The author adeptly balances detailed descriptions of day-to-day events at her base, Camp Anaconda, without losing the reader along the way with either legal or military jargon. Acronyms are carefully explained after being used in casual dialogue. INTSUM is the intelligence summary, a rehash of nightly enemy activity or intelligence; RPGs are rocket-propelled grenades. Ongoing logistical frustrations compound the legal work, whether in securing safe transportation to interview witnesses or in building a structure to serve as the chapel/courtroom. Nonetheless, the author forges strong friendships with other soldiers throughout the daily stress and maintains a sense of humor. She laughs hard as Captain Noel Pace, a specialist in vaccination and insecticide risks, shimmies into a stack of wooden benches, a structure constructed for his safety in a former Iraqi airbase cafeteria.
Tragedies abound in this land, where brigade headquarters personnel spend Christmas Eve mourning the death of three civil affairs soldiers killed by a bomb under their Humvee.

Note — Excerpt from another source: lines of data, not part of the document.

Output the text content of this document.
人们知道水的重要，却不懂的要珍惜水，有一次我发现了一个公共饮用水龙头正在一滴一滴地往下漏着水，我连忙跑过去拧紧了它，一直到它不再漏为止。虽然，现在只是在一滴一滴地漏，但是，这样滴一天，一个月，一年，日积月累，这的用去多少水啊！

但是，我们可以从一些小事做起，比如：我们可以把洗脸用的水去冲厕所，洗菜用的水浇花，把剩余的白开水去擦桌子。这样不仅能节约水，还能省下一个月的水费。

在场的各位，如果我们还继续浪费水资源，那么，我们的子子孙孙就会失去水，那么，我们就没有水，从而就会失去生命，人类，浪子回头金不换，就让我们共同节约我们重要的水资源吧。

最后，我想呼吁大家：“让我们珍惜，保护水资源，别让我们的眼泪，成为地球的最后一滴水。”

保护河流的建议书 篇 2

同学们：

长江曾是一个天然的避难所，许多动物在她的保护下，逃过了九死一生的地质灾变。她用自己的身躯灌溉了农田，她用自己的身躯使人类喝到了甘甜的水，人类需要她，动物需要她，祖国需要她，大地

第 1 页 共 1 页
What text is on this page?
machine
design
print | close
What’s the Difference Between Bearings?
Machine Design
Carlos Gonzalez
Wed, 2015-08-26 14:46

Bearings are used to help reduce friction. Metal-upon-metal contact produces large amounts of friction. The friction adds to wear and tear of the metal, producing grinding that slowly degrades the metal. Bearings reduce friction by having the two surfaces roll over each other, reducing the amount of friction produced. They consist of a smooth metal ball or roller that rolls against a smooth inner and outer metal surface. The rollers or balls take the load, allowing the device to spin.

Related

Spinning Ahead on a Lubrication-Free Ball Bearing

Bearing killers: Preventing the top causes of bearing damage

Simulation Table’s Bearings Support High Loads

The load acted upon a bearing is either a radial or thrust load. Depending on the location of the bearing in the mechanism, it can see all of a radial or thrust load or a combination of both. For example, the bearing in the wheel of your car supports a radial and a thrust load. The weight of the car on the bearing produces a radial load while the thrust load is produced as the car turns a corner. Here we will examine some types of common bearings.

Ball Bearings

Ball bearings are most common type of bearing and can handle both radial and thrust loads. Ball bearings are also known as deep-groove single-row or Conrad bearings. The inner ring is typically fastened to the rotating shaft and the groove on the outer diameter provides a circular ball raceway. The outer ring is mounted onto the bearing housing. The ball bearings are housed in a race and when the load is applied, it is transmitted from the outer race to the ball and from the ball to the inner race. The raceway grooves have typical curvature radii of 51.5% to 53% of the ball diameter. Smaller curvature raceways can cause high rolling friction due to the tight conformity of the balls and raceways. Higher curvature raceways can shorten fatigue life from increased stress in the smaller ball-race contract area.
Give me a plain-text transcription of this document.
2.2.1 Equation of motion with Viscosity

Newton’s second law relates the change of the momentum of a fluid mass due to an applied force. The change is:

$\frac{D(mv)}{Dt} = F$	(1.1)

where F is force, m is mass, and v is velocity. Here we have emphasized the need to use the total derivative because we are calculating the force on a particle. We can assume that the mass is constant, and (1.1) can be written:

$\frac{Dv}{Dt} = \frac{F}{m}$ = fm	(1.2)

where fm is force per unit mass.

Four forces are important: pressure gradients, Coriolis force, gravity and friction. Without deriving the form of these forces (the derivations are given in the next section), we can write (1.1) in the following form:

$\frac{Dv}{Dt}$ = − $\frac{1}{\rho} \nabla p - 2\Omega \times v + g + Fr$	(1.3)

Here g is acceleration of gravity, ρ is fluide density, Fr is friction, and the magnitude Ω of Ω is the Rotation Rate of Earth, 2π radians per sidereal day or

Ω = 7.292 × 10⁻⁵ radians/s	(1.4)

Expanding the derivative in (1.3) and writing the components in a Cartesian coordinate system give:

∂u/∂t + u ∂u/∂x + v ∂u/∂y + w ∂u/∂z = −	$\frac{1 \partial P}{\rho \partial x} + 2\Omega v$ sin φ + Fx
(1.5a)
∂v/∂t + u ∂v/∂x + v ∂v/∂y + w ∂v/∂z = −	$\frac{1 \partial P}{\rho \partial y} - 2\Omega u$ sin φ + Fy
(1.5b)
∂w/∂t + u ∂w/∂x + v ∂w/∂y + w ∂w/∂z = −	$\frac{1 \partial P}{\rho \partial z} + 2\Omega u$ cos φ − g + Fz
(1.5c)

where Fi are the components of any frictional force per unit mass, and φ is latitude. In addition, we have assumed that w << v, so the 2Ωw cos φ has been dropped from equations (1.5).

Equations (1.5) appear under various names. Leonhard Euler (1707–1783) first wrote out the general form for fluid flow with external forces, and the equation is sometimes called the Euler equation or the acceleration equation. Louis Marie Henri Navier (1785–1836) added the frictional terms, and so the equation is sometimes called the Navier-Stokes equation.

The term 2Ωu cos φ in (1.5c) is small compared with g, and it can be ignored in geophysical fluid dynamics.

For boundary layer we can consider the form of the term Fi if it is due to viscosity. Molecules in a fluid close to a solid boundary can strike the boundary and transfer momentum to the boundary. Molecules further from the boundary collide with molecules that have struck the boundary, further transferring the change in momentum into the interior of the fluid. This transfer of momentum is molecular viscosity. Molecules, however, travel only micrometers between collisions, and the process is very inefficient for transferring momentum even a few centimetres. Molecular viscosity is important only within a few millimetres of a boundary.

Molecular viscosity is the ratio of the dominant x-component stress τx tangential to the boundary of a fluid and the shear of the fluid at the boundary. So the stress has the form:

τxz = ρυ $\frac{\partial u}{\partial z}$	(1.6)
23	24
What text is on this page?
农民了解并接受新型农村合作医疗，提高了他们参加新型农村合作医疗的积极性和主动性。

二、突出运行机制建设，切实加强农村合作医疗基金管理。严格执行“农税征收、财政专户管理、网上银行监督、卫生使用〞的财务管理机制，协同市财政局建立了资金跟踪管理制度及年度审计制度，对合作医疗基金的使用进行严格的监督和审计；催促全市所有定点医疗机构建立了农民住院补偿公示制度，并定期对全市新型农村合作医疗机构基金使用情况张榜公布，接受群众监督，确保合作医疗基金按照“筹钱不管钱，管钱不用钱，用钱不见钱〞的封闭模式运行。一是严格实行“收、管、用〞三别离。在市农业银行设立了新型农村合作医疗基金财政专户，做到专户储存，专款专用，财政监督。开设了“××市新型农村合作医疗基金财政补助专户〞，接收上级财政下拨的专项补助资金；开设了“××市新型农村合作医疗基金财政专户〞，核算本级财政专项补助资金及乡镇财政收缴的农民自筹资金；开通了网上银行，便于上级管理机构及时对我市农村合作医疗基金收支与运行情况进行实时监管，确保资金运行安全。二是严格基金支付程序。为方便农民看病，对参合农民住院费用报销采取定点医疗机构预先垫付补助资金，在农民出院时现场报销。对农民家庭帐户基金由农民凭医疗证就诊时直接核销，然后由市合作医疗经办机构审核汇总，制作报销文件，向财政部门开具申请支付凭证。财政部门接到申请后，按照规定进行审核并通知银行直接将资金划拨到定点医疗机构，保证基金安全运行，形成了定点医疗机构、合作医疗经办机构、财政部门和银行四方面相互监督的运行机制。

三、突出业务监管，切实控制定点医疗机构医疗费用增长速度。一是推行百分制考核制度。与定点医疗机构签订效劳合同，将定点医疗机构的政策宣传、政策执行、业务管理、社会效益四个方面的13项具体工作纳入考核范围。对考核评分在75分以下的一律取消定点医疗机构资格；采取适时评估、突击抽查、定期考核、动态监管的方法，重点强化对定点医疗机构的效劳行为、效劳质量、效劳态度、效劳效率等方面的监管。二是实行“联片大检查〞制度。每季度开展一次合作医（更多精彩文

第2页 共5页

JAG corps senior officers die when their Blackhawk helicopter is downed in a flight from Baghdad. Any kind of traveling “outside the wire” of the base is risky. To address Iraqi losses, the author handles U.S. solatia payments as “expressions of condolence” to the family of Iraqi citizens who are killed or injured as a result of American actions.
Whether or not readers agree with the U.S.’s involvement in Iraq, this book offers an eye-opening glimpse at a unique lifestyle. It presents a compelling story of the bravery and work ethic found among some army soldiers as well as the dishonesty of others which leads to cover-ups.